Despite being a six-decade-old textile player, Precot cleverly moved from just yarn spinning (commodity) into technical textiles (higher margin, personal hygiene, cosmetics, medical use). That’s like shifting from playing gully cricket to the IPL. Problem? IPL-level competition too.
The company exports ~41% of revenues to USA, Europe, Sri Lanka, Vietnam, Australia, etc.. Technical textiles now form ~26% of revenues. Yet, sales growth over 5 years has been a sleepy 3.6% CAGR. Clearly, cotton grows faster in fields than in Precot’s P&L.
Question to readers: do you prefer a company that sells fashion yarns to mills or one that quietly sneaks into your bathrooms and cosmetic cabinets via cotton balls?
3. Business Model – WTF Do They Even Do?
Think of Precot as a two-headed business:
Head 1: Yarn (71% sales) → Compact cotton yarn (20s to 60s count), threads for knitting and sewing. Commodity-ish, linked to cotton price volatility.
Head 2: Technical Textiles (26% sales) → Absorbent cotton, pads, balls, spunlace rolls, and biodegradable exfoliating pads. High-value add, sold to global FMCG/retail chains.

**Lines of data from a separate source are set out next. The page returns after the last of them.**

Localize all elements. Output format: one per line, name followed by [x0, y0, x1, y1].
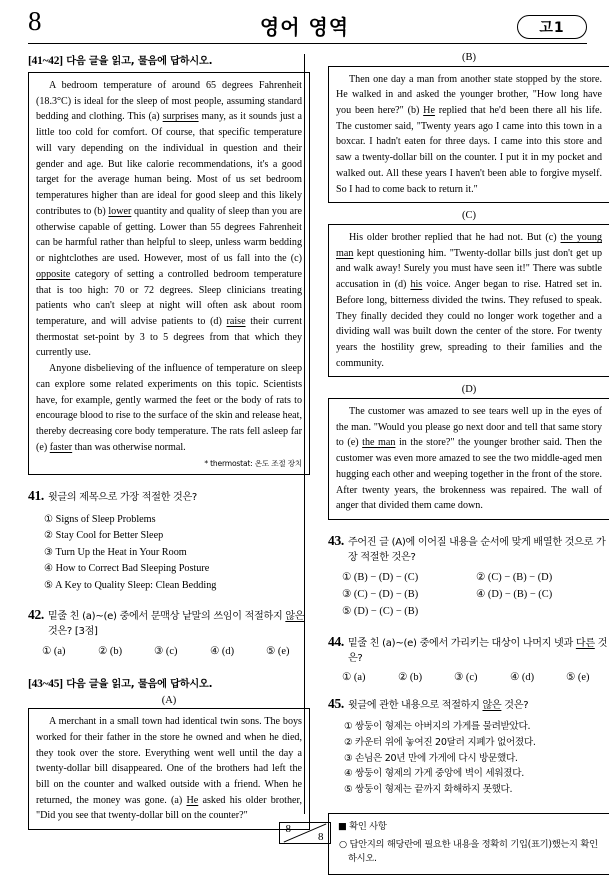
question-44-option-4[interactable]: ④ (d): [510, 672, 535, 684]
question-41-prompt: 윗글의 제목으로 가장 적절한 것은?: [47, 492, 197, 504]
question-45-prompt: [348, 698, 609, 713]
passage-b-text: Then one day a man from another state stopped by the store. He walked in and asked the younger brother, "How long have you been here?" (b) He replied that he'd been there all his life. The customer said, "Twenty years ago I came into this town in a boxcar. I hadn't eaten for three days. I came into this store and saw a twenty-dollar bill on the counter. I put it in my pocket and walked out. All these years I haven't been able to forgive myself. So I had to come back to return it.": [336, 73, 602, 195]
question-44-prompt: [348, 636, 609, 666]
passage-d-label: (D): [461, 384, 477, 396]
instruction-43-45-text: 다음 글을 읽고, 물음에 답하시오.: [66, 678, 213, 690]
page-footer: [0, 822, 609, 844]
question-45-number: 45.: [328, 696, 344, 712]
footer-page-number-left: 8: [285, 823, 291, 835]
question-45-options: [328, 719, 609, 797]
question-44-options: [328, 671, 609, 683]
question-42-number: 42.: [28, 607, 44, 623]
question-44-prompt-negation: 다른: [575, 637, 595, 649]
passage-d: [328, 398, 609, 520]
question-45-option-5[interactable]: ⑤ 쌍둥이 형제는 끝까지 화해하지 못했다.: [344, 783, 513, 795]
question-45-prompt-part2: 것은?: [501, 700, 529, 712]
passage-41-42-para1: A bedroom temperature of around 65 degrees Fahrenheit (18.3°C) is ideal for the sleep of most people, assuming standard bedding and clothing. This (a) surprises many, as it sounds just a little too cold for comfort. Of course, that specific temperature will vary depending on the individual in question and their gender and age. But like calorie recommendations, it's a good target for the average human being. Most of us set bedroom temperatures higher than are ideal for good sleep and this likely contributes to (b) lower quantity and quality of sleep than you are otherwise capable of getting. Lower than 55 degrees Fahrenheit can be harmful rather than helpful to sleep, unless warm bedding or nightclothes are used. However, most of us fall into the (c) opposite category of setting a controlled bedroom temperature that is too high: 70 or 72 degrees. Sleep clinicians treating patients who can't sleep at night will often ask about room temperature, and will advise patients to (d) raise their current thermostat set-point by 3 to 5 degrees from that which they currently use.: [36, 80, 303, 359]
header-divider-rule: [28, 43, 587, 44]
header-page-number: 8: [28, 6, 42, 36]
passage-a-text: A merchant in a small town had identical twin sons. The boys worked for their father in the store he owned and when he died, they took over the store. Everything went well until the day a twenty-dollar bill disappeared. One of the brothers had left the bill on the counter and walked outside with a friend. When he returned, the money was gone. (a) He asked his older brother, "Did you see that twenty-dollar bill on the counter?": [36, 716, 302, 822]
grade-badge: 고1: [517, 15, 587, 39]
question-43-prompt: 주어진 글 (A)에 이어질 내용을 순서에 맞게 배열한 것으로 가장 적절한 것은?: [347, 537, 606, 564]
question-44-option-2[interactable]: ② (b): [398, 672, 423, 684]
question-43-option-2[interactable]: ② (C) − (B) − (D): [476, 572, 553, 584]
question-42-prompt-negation: 않은: [285, 611, 305, 623]
passage-a: [28, 708, 310, 830]
passage-b-label: (B): [462, 52, 476, 63]
question-45-option-1[interactable]: ① 쌍둥이 형제는 아버지의 가게를 물려받았다.: [344, 721, 531, 733]
question-45-option-3[interactable]: ③ 손님은 20년 만에 가게에 다시 방문했다.: [344, 752, 518, 764]
question-42-option-1[interactable]: ① (a): [42, 645, 66, 657]
question-44-prompt-part1: 밑줄 친 (a)~(e) 중에서 가리키는 대상이 나머지 넷과: [347, 637, 576, 649]
right-column: [328, 52, 609, 875]
passage-41-42-footnote: * thermostat: 온도 조절 장치: [204, 458, 302, 468]
confirmation-item-line1: ○ 답안지의 해당란에 필요한 내용을 정확히 기입(표기)했는지 확인: [339, 838, 598, 850]
question-44-option-1[interactable]: ① (a): [342, 672, 366, 684]
question-42-prompt-part1: 밑줄 친 (a)~(e) 중에서 문맥상 낱말의 쓰임이 적절하지: [47, 611, 286, 623]
question-44: [328, 632, 609, 683]
question-41-number: 41.: [28, 488, 44, 504]
passage-c-label: (C): [462, 210, 476, 222]
passage-a-label: (A): [161, 694, 177, 706]
instruction-43-45: [28, 675, 310, 690]
question-42-prompt: [48, 609, 310, 639]
instruction-41-42: [28, 52, 310, 67]
passage-d-text: The customer was amazed to see tears well up in the eyes of the man. "Would you please go next door and tell that same story to (e) the man in the store?" the younger brother said. Then the customer was even more amazed to see the two middle-aged men hugging each other and weeping together in the front of the store. After twenty years, the brokenness was repaired. The wall of anger that divided them came down.: [336, 405, 602, 512]
passage-c-text: His older brother replied that he had not. But (c) the young man kept questioning him. "Twenty-dollar bills just don't get up and walk away! Surely you must have seen it!" There was subtle accusation in (d) his voice. Anger began to rise. Hatred set in. Before long, bitterness divided the twins. They refused to speak. They finally decided they could no longer work together and a dividing wall was built down the center of the store. For twenty years the hostility grew, spreading to their families and the community.: [336, 231, 602, 369]
question-43-options: [328, 570, 609, 621]
question-45-prompt-negation: 않은: [482, 700, 502, 712]
question-43-option-5[interactable]: ⑤ (D) − (C) − (B): [342, 606, 419, 618]
instruction-41-42-text: 다음 글을 읽고, 물음에 답하시오.: [66, 56, 213, 67]
question-45: [328, 694, 609, 797]
question-42: [28, 605, 310, 656]
footer-page-number-right: 8: [318, 831, 324, 843]
question-45-prompt-part1: 윗글에 관한 내용으로 적절하지: [347, 700, 483, 712]
subject-title: 영어 영역: [259, 15, 350, 39]
question-44-prompt-part2: 것은?: [347, 637, 608, 665]
instruction-43-45-range: [43~45]: [28, 677, 63, 690]
question-42-prompt-part2: 것은? [3점]: [47, 626, 98, 638]
content-columns: [0, 52, 609, 875]
question-41-option-1[interactable]: ① Signs of Sleep Problems: [44, 513, 156, 525]
question-43-number: 43.: [328, 533, 344, 549]
confirmation-title: ■ 확인 사항: [338, 821, 387, 833]
question-41-option-3[interactable]: ③ Turn Up the Heat in Your Room: [44, 546, 187, 558]
question-42-option-3[interactable]: ③ (c): [154, 645, 178, 657]
question-44-option-5[interactable]: ⑤ (e): [566, 672, 590, 684]
question-44-option-3[interactable]: ③ (c): [454, 672, 478, 684]
question-41-options: [28, 512, 310, 595]
passage-c: [328, 224, 609, 378]
question-43-option-4[interactable]: ④ (D) − (B) − (C): [476, 589, 553, 601]
left-column: [28, 52, 310, 875]
question-44-number: 44.: [328, 633, 344, 649]
page-header: [0, 0, 609, 46]
question-43-option-3[interactable]: ③ (C) − (D) − (B): [342, 589, 419, 601]
footer-page-box: [279, 822, 331, 844]
confirmation-item-line2: 하시오.: [348, 852, 377, 864]
question-41-option-5[interactable]: ⑤ A Key to Quality Sleep: Clean Bedding: [44, 579, 217, 591]
question-45-option-2[interactable]: ② 카운터 위에 놓여진 20달러 지폐가 없어졌다.: [344, 737, 536, 748]
question-42-option-2[interactable]: ② (b): [98, 645, 123, 657]
question-41: [28, 486, 310, 594]
passage-41-42-para2: Anyone disbelieving of the influence of temperature on sleep can explore some related experiments on this topic. Scientists have, for example, gently warmed the feet or the body of rats to encourage blood to rise to the surface of the skin and release heat, thereby decreasing core body temperature. The rats fell asleep far (e) faster than was otherwise normal.: [36, 363, 302, 453]
question-43: [328, 531, 609, 621]
instruction-41-42-range: [41~42]: [28, 55, 63, 67]
passage-b: [328, 66, 609, 204]
question-42-options: [28, 645, 310, 657]
question-42-option-5[interactable]: ⑤ (e): [266, 645, 290, 657]
question-41-option-4[interactable]: ④ How to Correct Bad Sleeping Posture: [44, 563, 210, 575]
question-41-option-2[interactable]: ② Stay Cool for Better Sleep: [44, 530, 164, 542]
question-43-option-1[interactable]: ① (B) − (D) − (C): [342, 572, 419, 584]
question-45-option-4[interactable]: ④ 쌍둥이 형제의 가게 중앙에 벽이 세워졌다.: [344, 768, 524, 780]
passage-41-42: [28, 72, 310, 475]
question-42-option-4[interactable]: ④ (d): [210, 645, 235, 657]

Supporting act: green energy plants – 5 MW wind, 10 MW solar, and captive solar tie-ups. Cotton + renewable = ESG brownie points.
So, the business model is:
Spin yarn, sell to textile mills.
Process cotton into hygiene products, ship to Walmart and CVS.
Use solar power to brag about sustainability at AGMs.
Roast note: Precot went from “selling yarn to tailors” to “selling cotton balls to dermatologists.” Talk about a glow-up.